I've been reading through other posts, and I am getting mildly conflicting info regarding how fast something traces. I have a palm-free recipe that I have used for years, just olive oil and coconut oil, with a little bit of castor oil. It's 38% water/fat ratio. Lately it's traced so fast that it's nearly solid before I can even remove the stick blender. I never even got a chance to add any FO that might've accelerated trace, so it's not that. I tried BJ's "light" olive oil when they were out of the olive oil I normally buy. That was my first experience with the fast trace. Then I bought pomace olive oil, thinking the "light" oil had some other oil added that accelerated the trace. The pomace OO also had a fast trace. Some threads that I've read say pomace accelerates trace, others say there is no difference. I've looked at other sites too. I tried a shea butter recipe to see if that made any difference, but it was still too fast of a trace to get it out of the pot. I am only using the stick blender enough to mix the solid oils into the liquid oils. I suppose next I could try a castile soap to rule out the CO. What am I missing? Thanks! Meanwhile, I'm getting a big inventory of soap dough.
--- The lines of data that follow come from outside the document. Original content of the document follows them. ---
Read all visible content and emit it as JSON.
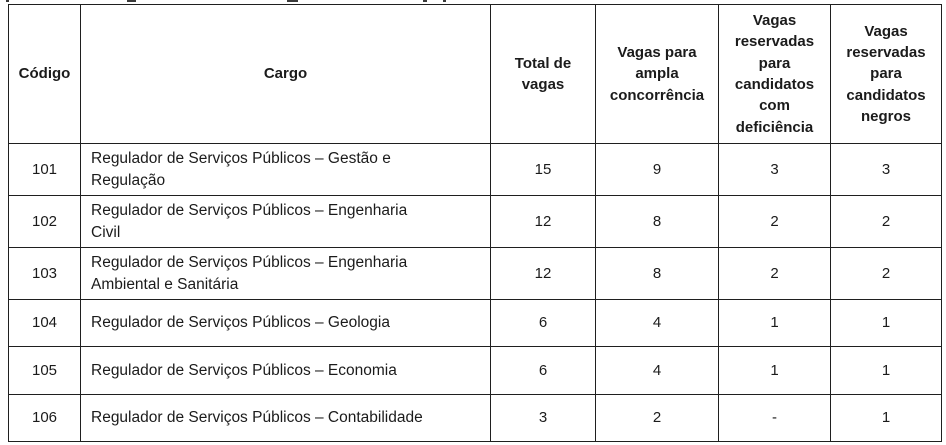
{
  "colors": {
    "background": "#ffffff",
    "border": "#1f1f1f",
    "text": "#1b1b1b"
  },
  "table": {
    "columns": [
      {
        "key": "codigo",
        "label": "Código"
      },
      {
        "key": "cargo",
        "label": "Cargo"
      },
      {
        "key": "total",
        "label": "Total de\nvagas"
      },
      {
        "key": "ampla",
        "label": "Vagas para\nampla\nconcorrência"
      },
      {
        "key": "deficiencia",
        "label": "Vagas\nreservadas\npara\ncandidatos\ncom\ndeficiência"
      },
      {
        "key": "negros",
        "label": "Vagas\nreservadas\npara\ncandidatos\nnegros"
      }
    ],
    "rows": [
      {
        "codigo": "101",
        "cargo": "Regulador de Serviços Públicos – Gestão e\nRegulação",
        "total": "15",
        "ampla": "9",
        "deficiencia": "3",
        "negros": "3"
      },
      {
        "codigo": "102",
        "cargo": "Regulador de Serviços Públicos – Engenharia\nCivil",
        "total": "12",
        "ampla": "8",
        "deficiencia": "2",
        "negros": "2"
      },
      {
        "codigo": "103",
        "cargo": "Regulador de Serviços Públicos – Engenharia\nAmbiental e Sanitária",
        "total": "12",
        "ampla": "8",
        "deficiencia": "2",
        "negros": "2"
      },
      {
        "codigo": "104",
        "cargo": "Regulador de Serviços Públicos – Geologia",
        "total": "6",
        "ampla": "4",
        "deficiencia": "1",
        "negros": "1"
      },
      {
        "codigo": "105",
        "cargo": "Regulador de Serviços Públicos – Economia",
        "total": "6",
        "ampla": "4",
        "deficiencia": "1",
        "negros": "1"
      },
      {
        "codigo": "106",
        "cargo": "Regulador de Serviços Públicos – Contabilidade",
        "total": "3",
        "ampla": "2",
        "deficiencia": "-",
        "negros": "1"
      }
    ]
  }
}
You said you only use the stick blender enough to mix the solid oils into the liquid oils - are you use heat transfer method? That would be using the hot lye solution to melt the hard oils, then adding the liquid oils to this. Otherwise - I suggest literally 5-6 pulses with the stick blender and then put it away. Check out some YouTube videos of emulsion, and try to only mix that much - trace is already too much. The other thing is this: there are 3 grades of Olive Oil 1-Extra Virgin Olive Oil, 2-Refined Olive Oil, 3-Pomace Olive Oil. Pomace Olive Oil always will trace faster - it is from the dregs of the olive, the chemical, Hexane is used to extract every bit of the Hexane. Hexane is primarily a gas and much care is taken to remove the Hexane from the Olive Oil, but a bit still remains, and that is why it traces fast. Pomace is also often a darker green tint, much like Extra Virgin Olive Oil - and that is another reason to not use it. The darker tint really messes up colors - so, really the best choice is Refined Olive Oil. But definitely read labels because as stated a lot of Olive Oil is now a mixture of other oils.